Ich muss von der Straße, ich fürchte das, was in mir tobt, könnte nach außen dringen. Glücklicherweise ist die Verwirrung noch so groß, dass sie die Furcht, die unter ihr lauert, noch an allen Stellen sauber überdeckt. Da, ein Restaurant. Ich gehe hinein, auf der Suche nach Ruhe und einem Cognac. Doch ich rieche, dass die meisten Fressrinnen schon besetzt sind. Da ist noch etwas frei neben einem mächtigen Eber. Aber der Platz ist nicht ohne Grund unbesetzt, denn der Eber verströmt den Geruch von Kampfbereitschaft. Sind ja auch genügend Säue da, die eine solche Vorstellung durchaus zu schätzen wüssten. Meine Hauer sind mindestens ebenso groß wie seine; ich fürchte eine Herausforderung nicht, sie würde mich zumindest vom Summen in meinem Kopf ablenken. So stelle ich mich zu ihm. In der Rinne sind vergorene, matschig verschimmelte Früchte. Mir wären Schlachtabfälle ja lieber gewesen, aber ich habe keine Wahl. Wider Erwarten grunzt er mir nur eine nicht mal unfreundliche Begrüßung zu, ich grunze ebenso höflich zurück und mache mich über meine Früchte her.
'Kein Besteck', denke ich und blicke ungläubig auf meine paarigen Hufe. Mich drängt es schon wieder zur Flucht. Die Furcht hat sich mittlerweile schon ein paar Plätzchen in den oberen Etagen meines Bewusstseins ergattert. Auf der Straße: Holzkarren und fahrradähnliche Dreiräder. Es wird immer voller auf den Straßen, seit diese Dreiräder in Mode gekommen sind. Aber es gibt auch noch genügend Fußgänger, die sich blicklos an mir vorbeidrängen. Ein Weibchen kommt mir entgegen.

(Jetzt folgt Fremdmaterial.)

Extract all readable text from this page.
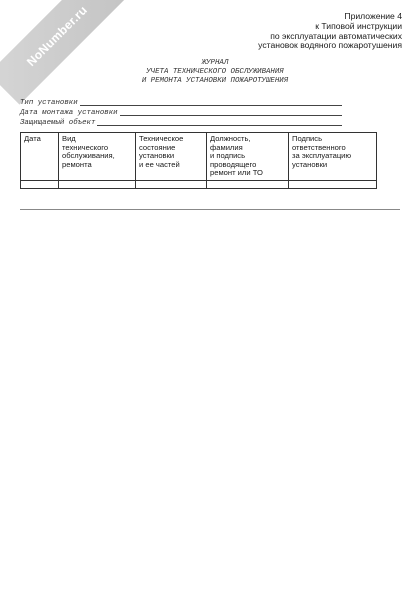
NoNumber.ru	Приложение 4
к Типовой инструкции
по эксплуатации автоматических
установок водяного пожаротушения
ЖУРНАЛ
УЧЕТА ТЕХНИЧЕСКОГО ОБСЛУЖИВАНИЯ
И РЕМОНТА УСТАНОВКИ ПОЖАРОТУШЕНИЯ
Тип установки
Дата монтажа установки
Защищаемый объект
Дата	Вид
технического
обслуживания,
ремонта	Техническое
состояние
установки
и ее частей	Должность,
фамилия
и подпись
проводящего
ремонт или ТО	Подпись
ответственного
за эксплуатацию
установки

Seine Schuppen glänzen in der prallen Mittagsonne irisierend, opalisierend, wie auch immer. Verführerisch wippt sein Schwanz beim Gehen hin und her, hin und her. Als es näher kommt, gleitet seine gespaltene Zunge kurz aber deutlich aus einer spitzen Schnauze, nimmt freundlich meine Witterung auf. Hätte sie Lippen gehabt, wäre das ein Lächeln gewesen.
Ich wage nicht an mir herunter zu sehen, doch ist das auch nicht nötig, denn ich fühle meinen eigenen schuppigen Schwanz hinter mir wippen, wenn auch bei weitem nicht so elegant, wie bei dem Weibchen.

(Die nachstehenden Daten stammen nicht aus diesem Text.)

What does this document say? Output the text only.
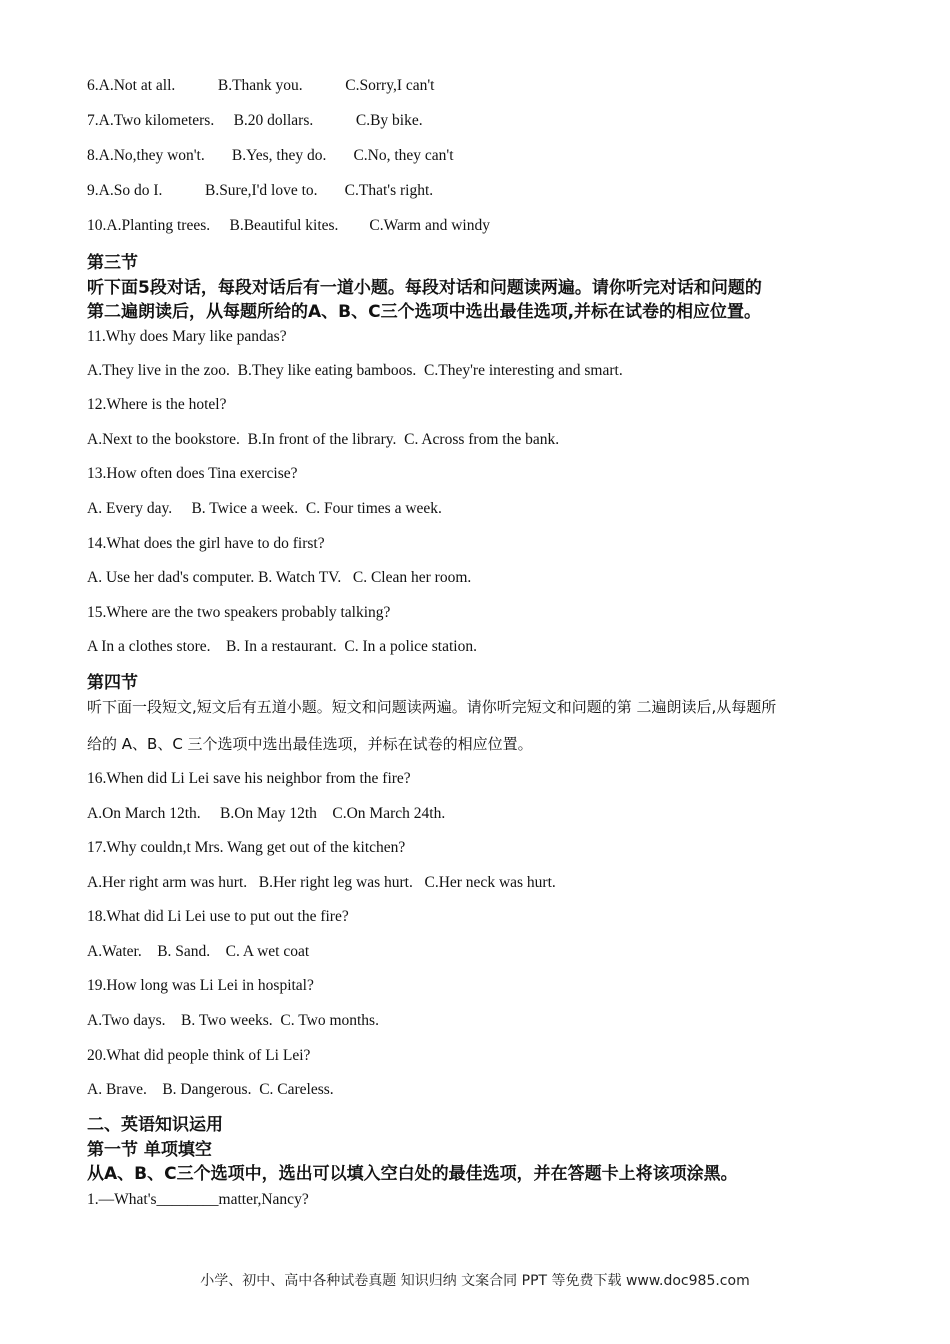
6.A.Not at all.           B.Thank you.           C.Sorry,I can't
7.A.Two kilometers.     B.20 dollars.           C.By bike.
8.A.No,they won't.       B.Yes, they do.       C.No, they can't
9.A.So do I.           B.Sure,I'd love to.       C.That's right.
10.A.Planting trees.     B.Beautiful kites.        C.Warm and windy
第三节
听下面5段对话，每段对话后有一道小题。每段对话和问题读两遍。请你听完对话和问题的
第二遍朗读后，从每题所给的A、B、C三个选项中选出最佳选项,并标在试卷的相应位置。
11.Why does Mary like pandas?
A.They live in the zoo.  B.They like eating bamboos.  C.They're interesting and smart.
12.Where is the hotel?
A.Next to the bookstore.  B.In front of the library.  C. Across from the bank.
13.How often does Tina exercise?
A. Every day.     B. Twice a week.  C. Four times a week.
14.What does the girl have to do first?
A. Use her dad's computer. B. Watch TV.   C. Clean her room.
15.Where are the two speakers probably talking?
A In a clothes store.    B. In a restaurant.  C. In a police station.
第四节
听下面一段短文,短文后有五道小题。短文和问题读两遍。请你听完短文和问题的第 二遍朗读后,从每题所
给的 A、B、C 三个选项中选出最佳选项，并标在试卷的相应位置。
16.When did Li Lei save his neighbor from the fire?
A.On March 12th.     B.On May 12th    C.On March 24th.
17.Why couldn,t Mrs. Wang get out of the kitchen?
A.Her right arm was hurt.   B.Her right leg was hurt.   C.Her neck was hurt.
18.What did Li Lei use to put out the fire?
A.Water.    B. Sand.    C. A wet coat
19.How long was Li Lei in hospital?
A.Two days.    B. Two weeks.  C. Two months.
20.What did people think of Li Lei?
A. Brave.    B. Dangerous.  C. Careless.
二、英语知识运用
第一节 单项填空
从A、B、C三个选项中，选出可以填入空白处的最佳选项，并在答题卡上将该项涂黑。
1.—What's________matter,Nancy?
小学、初中、高中各种试卷真题 知识归纳 文案合同 PPT 等免费下载 www.doc985.com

"Furcht", so hatte unser Brutvater damals im Nest gesagt, während er drohend vor uns auf und ab marschierte, "vermag es letztendlich immer, sich gegen alle anderen Gefühle durchzusetzen, wenn man es nicht schafft, sie niederzuringen. Welches Mittel man dafür einsetzt ist letztendlich egal: Mut, Schlauheit, Wut oder Gelassenheit. Man muss nehmen, was noch an Gefühlen da ist". Mit diesen Worten hatte er einem meiner Geschwister, das trotzig seinem Blick stand gehalten hatte, den Kopf abgebissen. Trotz war wohl keins von den Gefühlen, die gegen die Furcht halfen. So oder so ähnlich wollte er diese Lektion wohl verstanden wissen. Mein alter Herr hatte schon so seine Eigenheiten.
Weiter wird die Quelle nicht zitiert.